La VOD avait comblé le vide laissé par la fermeture des deux grands journaux indépendants fondés sous l’égide de la mission de maintien de la paix des Nations Unies de 1992-93 : The Cambodge Daily, contraint de fermer ses portes en 2017 après s’être vu présenter une facture massive pour impayés. et le Phnom Penh Post, qui a été vendu à des investisseurs favorables au gouvernement l’année suivante. De même, CambojaNews est l’un des rares médias à avoir pris le relais depuis la fermeture de la VOD, et les observateurs des médias cambodgiens soupçonnent depuis longtemps qu’il pourrait être la prochaine cible du gouvernement.

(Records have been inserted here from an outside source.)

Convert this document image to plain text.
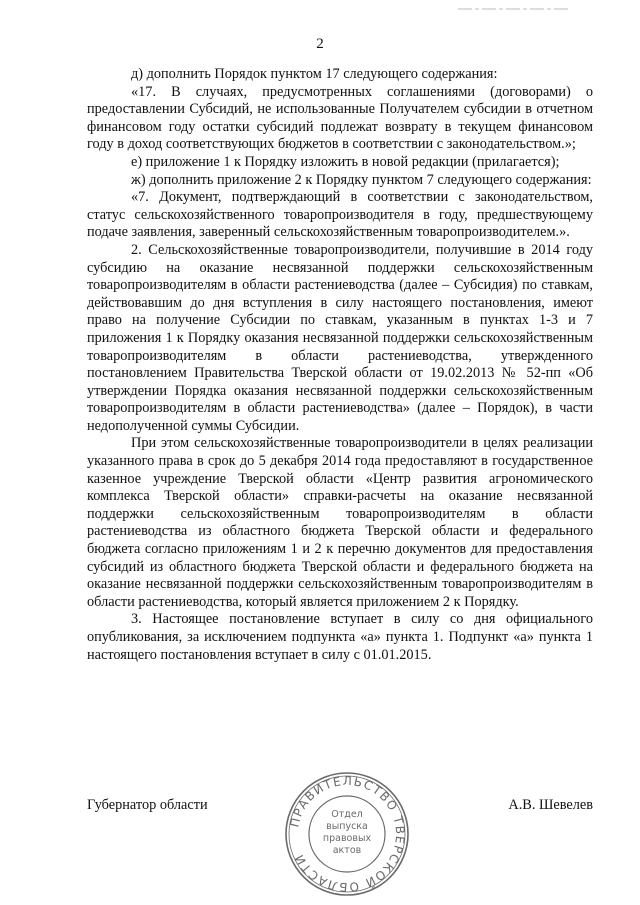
2

д) дополнить Порядок пунктом 17 следующего содержания:

«17. В случаях, предусмотренных соглашениями (договорами) о предоставлении Субсидий, не использованные Получателем субсидии в отчетном финансовом году остатки субсидий подлежат возврату в текущем финансовом году в доход соответствующих бюджетов в соответствии с законодательством.»;

е) приложение 1 к Порядку изложить в новой редакции (прилагается);

ж) дополнить приложение 2 к Порядку пунктом 7 следующего содержания:

«7. Документ, подтверждающий в соответствии с законодательством, статус сельскохозяйственного товаропроизводителя в году, предшествующему подаче заявления, заверенный сельскохозяйственным товаропроизводителем.».

2. Сельскохозяйственные товаропроизводители, получившие в 2014 году субсидию на оказание несвязанной поддержки сельскохозяйственным товаропроизводителям в области растениеводства (далее – Субсидия) по ставкам, действовавшим до дня вступления в силу настоящего постановления, имеют право на получение Субсидии по ставкам, указанным в пунктах 1-3 и 7 приложения 1 к Порядку оказания несвязанной поддержки сельскохозяйственным товаропроизводителям в области растениеводства, утвержденного постановлением Правительства Тверской области от 19.02.2013 № 52-пп «Об утверждении Порядка оказания несвязанной поддержки сельскохозяйственным товаропроизводителям в области растениеводства» (далее – Порядок), в части недополученной суммы Субсидии.

При этом сельскохозяйственные товаропроизводители в целях реализации указанного права в срок до 5 декабря 2014 года предоставляют в государственное казенное учреждение Тверской области «Центр развития агрономического комплекса Тверской области» справки-расчеты на оказание несвязанной поддержки сельскохозяйственным товаропроизводителям в области растениеводства из областного бюджета Тверской области и федерального бюджета согласно приложениям 1 и 2 к перечню документов для предоставления субсидий из областного бюджета Тверской области и федерального бюджета на оказание несвязанной поддержки сельскохозяйственным товаропроизводителям в области растениеводства, который является приложением 2 к Порядку.

3. Настоящее постановление вступает в силу со дня официального опубликования, за исключением подпункта «а» пункта 1. Подпункт «а» пункта 1 настоящего постановления вступает в силу с 01.01.2015.

Губернатор области	А.В. Шевелев
ПРАВИТЕЛЬСТВО ТВЕРСКОЙ ОБЛАСТИ
Отдел
выпуска
правовых
актов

L’article de CambojaNews a depuis été mis à jour pour répondre à deux préoccupations exprimées dans la lettre du MAFF : la faute d’orthographe du nom d’une source et l’inclusion du nom d’un deuxième journaliste qui a contribué au reportage sur l’article.
Mais au-delà de ces omissions mineures, il existe de nombreuses raisons pour lesquelles l’attaque méritait d’être couverte.
Mettre de côté pour le moment l’implication présumée du MAFF dans l’exploitation forestière à l’échelle industrielle des forêts cambodgiennes et la distribution de concessions foncières économiques dans le même but à des magnats et conglomérats liés au gouvernement ; ignorez également le long historique de poursuites du gouvernement contre les militants de l’opposition et même les citoyens ordinaires qui ont critiqué en ligne des responsables de haut rang.
La tendance fréquente des critiques connus du gouvernement cambodgien à faire l’objet de violences et d’intimidations rend raisonnable la recherche d’un éventuel lien de causalité entre les critiques de Ny Nak à l’égard du MAFF et de son ministre et l’attaque qui l’a envoyé à l’hôpital. C’est certainement ainsi que la victime a vu les choses, affirmant depuis son lit d’hôpital qu’elle pensait que ses agresseurs « essayaient de me tuer parce que j’étais critique à l’égard du gouvernement ».
L’article a également donné à un porte-parole du MAFF l’occasion de répondre à l’attaque et à l’allégation selon laquelle il y avait un lien entre l’incident et les critiques précédentes de Nak à l’égard de Dith Tina.
La menace contre CambojaNews constitue un premier test de la liberté des médias pour la nouvelle administration du Premier ministre Hun Manet, qui a pris ses fonctions le 22 août, en remplacement de son père. Le changement de direction, qui s’est accompagné d’une large transition générationnelle au sein du Parti populaire cambodgien au pouvoir, a conduit à spéculer sur une éventuelle libéralisation de l’atmosphère politique au Cambodge.
Jusqu’à présent, il n’y a eu que peu de signes de cela, et la plainte du MAFF reflète les règles politiques familières selon lesquelles les reportages critiques sont considérés comme une attaque contre la réputation et l’honneur des représentants du gouvernement, ainsi que comme un signe possible d’intentions d’opposition néfastes. Dans ce système, les journalistes sont censés se conformer aux contours du pouvoir plutôt que de les défier.
Le fait que certains ministères et politiciens se sentent encouragés à menacer de fermer un média publiant des articles critiques est un signe précoce que l’administration de Hun Manet n’aura guère plus de tolérance à l’égard des reportages contradictoires que celle de son père.